Youssef al-Saïfi, lui, campe à l'hôpital Chouhada al-Aqsa de Deir al-Balah, où il trouve de l'eau et occasionnellement du courant. Ces reporters disposent parfois de quelques matelas et de couvertures, explique à franceinfo Louay al-Ghoul, directeur à Gaza du syndicat des journalistes palestiniens (PJS). "Des collègues ont également fourni une trousse de premiers secours, un chargeur de batterie externe et des forfaits internet."

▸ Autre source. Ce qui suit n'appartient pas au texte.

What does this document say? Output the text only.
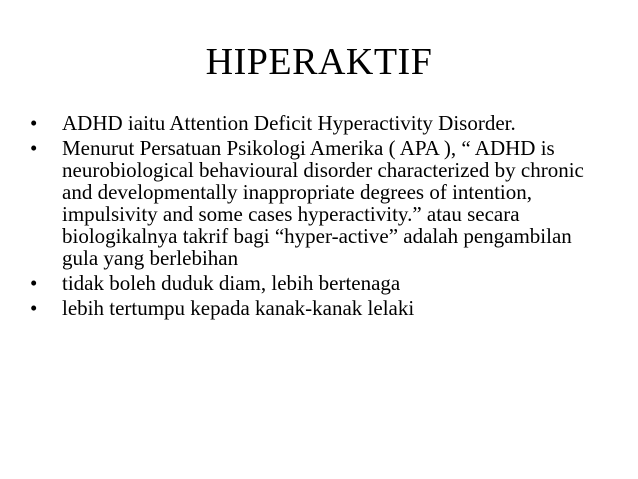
HIPERAKTIF
•	ADHD iaitu Attention Deficit Hyperactivity Disorder.
•	Menurut Persatuan Psikologi Amerika ( APA ), “ ADHD is neurobiological behavioural disorder characterized by chronic and developmentally inappropriate degrees of intention, impulsivity and some cases hyperactivity.” atau secara biologikalnya takrif bagi “hyper-active” adalah pengambilan gula yang berlebihan
•	tidak boleh duduk diam, lebih bertenaga
•	lebih tertumpu kepada kanak-kanak lelaki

Mais parfois, rien n'y fait. Fin octobre, toutes les communications ont été coupées durant 36 heures dans la bande de Gaza. Ce fut "un enfer militaire", décrit Rami Abujamus. "Les secours étaient injoignables. J'ai serré la main de ma femme et de mon enfant, et on s'est dit adieu, en attendant la mort."
"Les médias palestiniens sont menacés de totale disparition"
Les quelques radios locales de Gaza ont cessé d'émettre, et seule la radio du Hamas fait grésiller les transistors en diffusant des programmes étrangers. Les habitants sont donc plongés dans un brouillard informationnel qui ajoute à la confusion générale. "Les voisins me considèrent comme le mec qui sait tout, raconte Rami Abujamus. Alors, quand je descends le matin, on me demande de raconter ce qui se passe. J'essaie un peu des les rassurer, mais parfois, je ne trouve tout simplement pas les mots."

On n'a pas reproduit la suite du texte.